Initially, I wanted to drop the event and focus more on my examinations instead. However, I soon came to the realisation that if I were to do just that, all of my hard work in planning out the camp activities for the past few months would go to waste. So, I convinced myself to persevere and press on.

It can be very easy to lose motivation. To avoid feeling burnt out, I made sure that any activity which I chose to partake in felt enjoyable. For instance, for the Outdoor Appreciation component, I decided to rope my friends in to check out the parks around Singapore. 

Together, we managed to take photographs and understand the history and significance of each park, appreciating it a little more along the way. On top of that, I would blast out all my favourite songs in order to motivate me throughout my exercise routine and complete the Healthy Living component.

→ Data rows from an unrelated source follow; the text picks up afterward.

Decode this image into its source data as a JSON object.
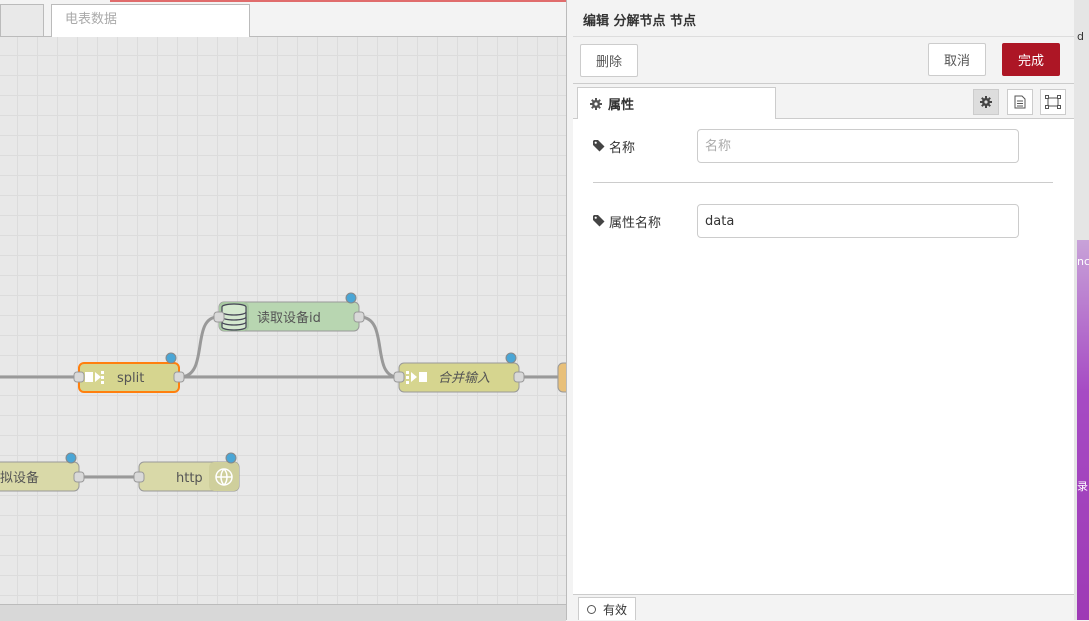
{
  "workspace": {
    "tabs": [
      {
        "label": ""
      },
      {
        "label": "电表数据"
      }
    ],
    "nodes": {
      "db": "读取设备id",
      "split": "split",
      "join": "合并输入",
      "device": "拟设备",
      "http": "http"
    }
  },
  "editor": {
    "title": "编辑 分解节点 节点",
    "delete_label": "删除",
    "cancel_label": "取消",
    "done_label": "完成",
    "properties_tab": "属性",
    "name_label": "名称",
    "name_placeholder": "名称",
    "name_value": "",
    "property_label": "属性名称",
    "property_value": "data",
    "status_label": "有效"
  },
  "side_strip": [
    "d",
    "nc",
    "录"
  ],
  "colors": {
    "primary": "#ad1625",
    "db_node": "#b8d6b1",
    "function_node": "#d6d58f",
    "selected_border": "#ff7f0e",
    "port_dot": "#4aa6d6"
  }
}
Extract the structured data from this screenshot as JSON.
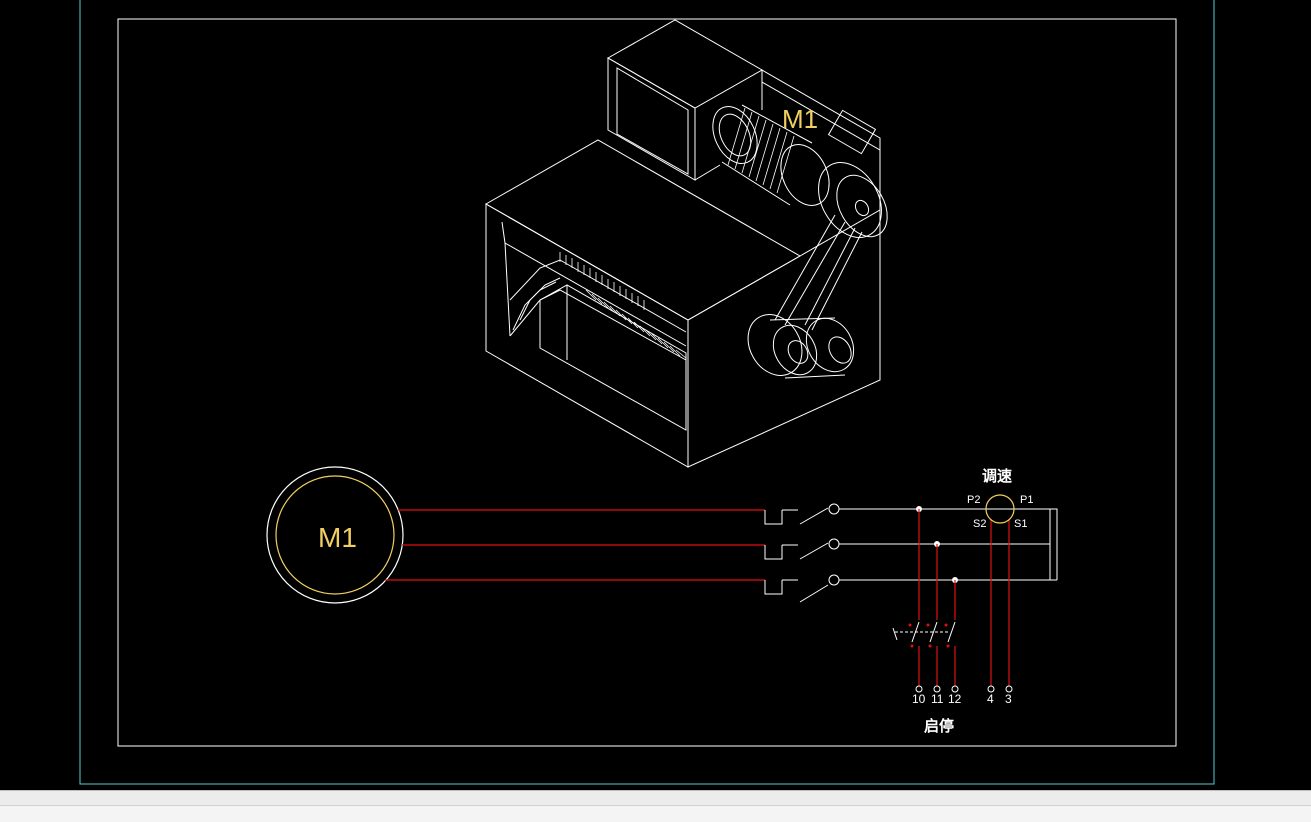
{
  "drawing": {
    "machine_motor_label": "M1",
    "motor_label": "M1",
    "speed_control_title": "调速",
    "pot_terminals": {
      "p2": "P2",
      "p1": "P1",
      "s2": "S2",
      "s1": "S1"
    },
    "start_stop_label": "启停",
    "terminal_numbers": [
      "10",
      "11",
      "12",
      "4",
      "3"
    ]
  },
  "colors": {
    "background": "#000000",
    "line": "#ffffff",
    "wire": "#e01010",
    "label": "#f0d060",
    "frame": "#4fd0d8"
  }
}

Spicing up these components by inviting my loved ones or incorporating some of my hobbies with these activities have definitely helped me better enjoy my experience in the NYAA programme. Sometimes, by having someone else partake in these activities with you, you’ll be able to hear their thoughts and learn more along the way.

The NYAA programme has been the highlight of my tertiary education. Not only have I made sweet memories, forged stronger bonds, and made new connections, but I have also taken away plenty of lessons and useful skills in the process.


After 18 eventful months, I felt reborn. I was more confident in myself as an individual as compared to before. Now, I am able to step out of my comfort zone and seize opportunities that would broaden my horizons. I grew emotionally, physically, and mentally. In addition, I learnt to appreciate all the little things that I have around me and look at the world in a different light.

I would have not been able to complete this programme without the help of my facilitators, family and loved ones. Their constant support and optimism have always played a huge part in motivating me to do my best throughout this programme.

If there was a chance for me to turn back time and experience the NYAA programme all over again, I would do it in a heartbeat.